Mar 18 Canyon de Chelly

We arrived at the Cottonwood Campground outside of Canyon de Chelly – it was seriously windy when we left Farmington – gusts up to 55 miles per hour and then came the dust storms.  This we endured for about two hours and when we turned south in Arizona the winds died down and we entered a landscape much like Monument Valley meets the Canyonlands.  We stopped in Rock Point, still in Navajo territory, to get something to drink. As we drove through we were amazed at the formations in this otherwise nondescript area.  I suppose because it was still the Navajo Nation and they respectfully and quietly walk in beauty in their surroundings not wanting invaders to disrupt the balance.  Many of the homes are built in the traditional hogan shape – octagonal, some with modern doors on them – in honor of their traditions while flexing to modernization. There are no McMansions here, mostly converted double wides, some with corrals and livestock. 

We entered Chinle as the wind picked up again and stopped at Basha Dine’ – the Navajo version of Safeway – there are no grocery chain stores here – just the usual fast food joints.  

We arrived at the nearly deserted campground and found a sunny site.  After so many days of getting up early and hiking to catch the sunrises it was nice that we were going to be stationary for a few days.  

It’s still considered winter here and the trees are bare and I’m sure it’s prettier in the spring and summer as we are surrounded by cottonwoods.  The campground has flush toilets and sinks which is very convenient for a campground.   

As the day went on the campground started to fill up – another Leisure Travel Unity arrived and we had a nice chat!  The first one we’ve encountered at a site.  

The next day we had a leisurely day walking up to the Visitor Center and talking to the local ranger who gave us tour of the hogan they have on site.  It was great to be in one that was made out of traditional materials with its east facing entrance.  

Traditional Navajo Hogan

We booked a Jeep tour of the canyon (tsegi in Navajo) with Bobbie VanWinkle who was born in Spider Rock since you can only go into the canyon proper with a guide.  

Despite the Dutch name, Bobbie is Navajo and explained there are many mixed race families who live there, but you have to be married within a clan to reside in the valley. The ride was definitely four wheel drive terrain; through washes and up muddy inclines.  The towering rock faces did not disappoint – they looked as though they had been cut out by a carving knife; they were so sheer and flat with reds and maroon veins washing down the sides.  The floor is peppered with cottonwoods though they are not indigenous and the canyon should be populated by pinion and juniper much like the canyonlands.  

We quickly came across the petroglyph and paintings that were done in some cases a thousand years ago by the Pueblo tribes.  They are now Hopi and what the Navajo refer to as the Anasazi – the Ancient Ones.  

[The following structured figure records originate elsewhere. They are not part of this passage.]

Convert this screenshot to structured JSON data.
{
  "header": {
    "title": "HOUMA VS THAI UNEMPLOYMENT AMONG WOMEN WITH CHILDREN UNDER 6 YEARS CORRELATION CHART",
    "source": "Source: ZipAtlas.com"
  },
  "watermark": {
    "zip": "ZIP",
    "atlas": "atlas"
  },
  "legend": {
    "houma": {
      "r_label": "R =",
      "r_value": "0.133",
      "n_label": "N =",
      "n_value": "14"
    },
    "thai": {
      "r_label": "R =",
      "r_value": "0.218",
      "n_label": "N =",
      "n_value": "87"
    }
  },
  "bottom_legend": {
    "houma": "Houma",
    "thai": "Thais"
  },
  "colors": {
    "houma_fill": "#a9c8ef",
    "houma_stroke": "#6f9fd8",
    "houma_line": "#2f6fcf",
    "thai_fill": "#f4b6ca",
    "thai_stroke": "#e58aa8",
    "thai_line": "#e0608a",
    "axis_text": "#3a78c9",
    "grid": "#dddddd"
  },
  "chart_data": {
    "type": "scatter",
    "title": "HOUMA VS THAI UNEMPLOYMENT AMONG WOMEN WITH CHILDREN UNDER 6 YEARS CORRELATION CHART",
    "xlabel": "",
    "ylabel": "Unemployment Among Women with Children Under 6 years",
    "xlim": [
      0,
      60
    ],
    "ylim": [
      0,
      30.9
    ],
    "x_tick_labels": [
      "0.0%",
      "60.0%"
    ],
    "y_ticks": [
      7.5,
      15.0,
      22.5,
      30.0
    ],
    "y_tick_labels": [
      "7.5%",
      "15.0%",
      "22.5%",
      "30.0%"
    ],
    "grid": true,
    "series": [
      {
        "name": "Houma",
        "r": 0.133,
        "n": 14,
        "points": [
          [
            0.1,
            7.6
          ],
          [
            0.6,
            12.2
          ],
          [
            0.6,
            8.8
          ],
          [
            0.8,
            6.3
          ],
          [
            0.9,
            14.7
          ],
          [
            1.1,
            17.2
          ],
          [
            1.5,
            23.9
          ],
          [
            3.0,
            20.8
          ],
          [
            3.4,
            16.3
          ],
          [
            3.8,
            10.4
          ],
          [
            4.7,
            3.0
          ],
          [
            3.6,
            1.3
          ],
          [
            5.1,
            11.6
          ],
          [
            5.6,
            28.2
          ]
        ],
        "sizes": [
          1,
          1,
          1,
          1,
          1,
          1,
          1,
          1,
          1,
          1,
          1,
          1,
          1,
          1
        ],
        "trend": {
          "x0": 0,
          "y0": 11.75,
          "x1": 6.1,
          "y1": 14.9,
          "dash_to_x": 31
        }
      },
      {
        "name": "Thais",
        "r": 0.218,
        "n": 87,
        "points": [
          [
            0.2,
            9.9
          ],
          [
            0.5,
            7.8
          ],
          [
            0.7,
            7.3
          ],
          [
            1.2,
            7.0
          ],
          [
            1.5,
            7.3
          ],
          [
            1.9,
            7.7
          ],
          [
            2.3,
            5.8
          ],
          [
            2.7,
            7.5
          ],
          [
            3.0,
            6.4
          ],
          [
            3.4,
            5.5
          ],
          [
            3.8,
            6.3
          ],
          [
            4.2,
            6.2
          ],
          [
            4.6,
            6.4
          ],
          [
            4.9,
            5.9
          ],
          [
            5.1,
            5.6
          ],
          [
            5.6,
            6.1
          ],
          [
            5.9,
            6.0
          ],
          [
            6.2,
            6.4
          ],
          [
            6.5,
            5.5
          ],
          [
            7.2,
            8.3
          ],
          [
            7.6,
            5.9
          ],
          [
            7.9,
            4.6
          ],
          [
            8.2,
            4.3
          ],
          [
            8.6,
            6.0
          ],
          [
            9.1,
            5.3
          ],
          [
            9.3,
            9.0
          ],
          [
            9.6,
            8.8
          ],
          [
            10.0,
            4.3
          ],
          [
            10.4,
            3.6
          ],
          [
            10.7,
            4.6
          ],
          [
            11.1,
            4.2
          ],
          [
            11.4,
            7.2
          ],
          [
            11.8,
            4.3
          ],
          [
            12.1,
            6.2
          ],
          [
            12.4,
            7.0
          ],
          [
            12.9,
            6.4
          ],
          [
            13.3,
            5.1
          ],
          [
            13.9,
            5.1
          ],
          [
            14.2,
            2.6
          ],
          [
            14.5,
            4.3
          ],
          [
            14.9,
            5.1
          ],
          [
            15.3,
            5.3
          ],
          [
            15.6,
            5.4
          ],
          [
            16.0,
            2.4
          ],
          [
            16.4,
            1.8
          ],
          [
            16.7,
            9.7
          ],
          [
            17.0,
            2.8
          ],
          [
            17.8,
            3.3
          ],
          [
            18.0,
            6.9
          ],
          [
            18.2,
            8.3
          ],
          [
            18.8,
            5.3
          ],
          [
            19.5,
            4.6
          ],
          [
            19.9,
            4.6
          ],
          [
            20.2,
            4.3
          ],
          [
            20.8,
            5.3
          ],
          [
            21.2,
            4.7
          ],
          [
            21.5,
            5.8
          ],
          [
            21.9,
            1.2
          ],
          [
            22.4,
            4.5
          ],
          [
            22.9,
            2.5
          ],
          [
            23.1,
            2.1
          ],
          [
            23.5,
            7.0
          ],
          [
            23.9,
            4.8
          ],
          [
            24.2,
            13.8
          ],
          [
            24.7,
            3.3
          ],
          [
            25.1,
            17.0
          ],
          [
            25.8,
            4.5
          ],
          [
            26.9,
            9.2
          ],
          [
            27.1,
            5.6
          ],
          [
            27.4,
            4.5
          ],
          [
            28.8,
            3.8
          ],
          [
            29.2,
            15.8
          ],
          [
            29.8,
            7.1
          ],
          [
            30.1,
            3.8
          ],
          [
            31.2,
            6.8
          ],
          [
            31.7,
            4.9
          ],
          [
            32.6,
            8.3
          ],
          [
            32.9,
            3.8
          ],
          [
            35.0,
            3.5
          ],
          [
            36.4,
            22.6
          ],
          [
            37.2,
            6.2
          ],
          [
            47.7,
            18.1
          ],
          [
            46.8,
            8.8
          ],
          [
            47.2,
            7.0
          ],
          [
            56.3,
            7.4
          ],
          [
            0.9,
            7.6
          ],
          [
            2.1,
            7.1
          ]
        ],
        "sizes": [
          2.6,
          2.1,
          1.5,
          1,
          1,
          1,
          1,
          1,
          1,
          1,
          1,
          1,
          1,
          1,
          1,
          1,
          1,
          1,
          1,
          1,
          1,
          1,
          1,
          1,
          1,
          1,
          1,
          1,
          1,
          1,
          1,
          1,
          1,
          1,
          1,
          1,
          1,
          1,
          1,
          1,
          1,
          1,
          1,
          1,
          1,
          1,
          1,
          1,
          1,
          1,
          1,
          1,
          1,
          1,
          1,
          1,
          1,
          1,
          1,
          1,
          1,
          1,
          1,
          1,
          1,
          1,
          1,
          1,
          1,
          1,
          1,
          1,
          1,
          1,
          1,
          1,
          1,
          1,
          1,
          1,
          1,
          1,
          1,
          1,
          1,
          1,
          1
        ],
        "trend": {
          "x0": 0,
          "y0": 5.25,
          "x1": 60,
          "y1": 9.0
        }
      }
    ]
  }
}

Kiva recessed in the cliffs

We stood witness to these ancient impressions that had survived the elements for centuries.  Then the ruins surfaced on the cliff sides – the kivas and food storage with more rock paintings protected by the sheer mesa cliffs. These dwellings are scattered throughout the canyon, most inaccessible except for the archeologists who frequent the area.  The canyon itself has worn away leaving the dwellings out of climbing distance.  The most accessible are the White House and Antelope ruins that are closer to the valley floor and fenced off to keep the usual miscreants from vandalizing the sites.  The White House ruins are named due to the white plaster that reflects the sun.  We noticed graffiti carved into the face of the ruins and upon closer inspection, one of the carvings was dated 1873!  So it was the earlier settlers defacing the ruins….

As we meandered our way through the mesa, I pondered the generations of seedlings now germinating, the shifting landscape providing glimpses into lifestyles still farmed by the Navajo in the same manner they have been doing for hundreds of years; wool still spun from weathered hands that tend the sheep.  The tribes could exist now as they had a millennia ago – clinging to the lost art of the land.  

The canyon remains a pristine outback not easily disabused by modernization – the vendor at the Antelope Ruins has no cell service and works on faith that you will Venmo her the money for the pottery you just bought. 

Stubborn to evolve or worried they could lose the thread of culture and place they have fought so hard to preserve?

A perfect day mingling with the ancients – under the same blue skies and mesas they embraced so long ago.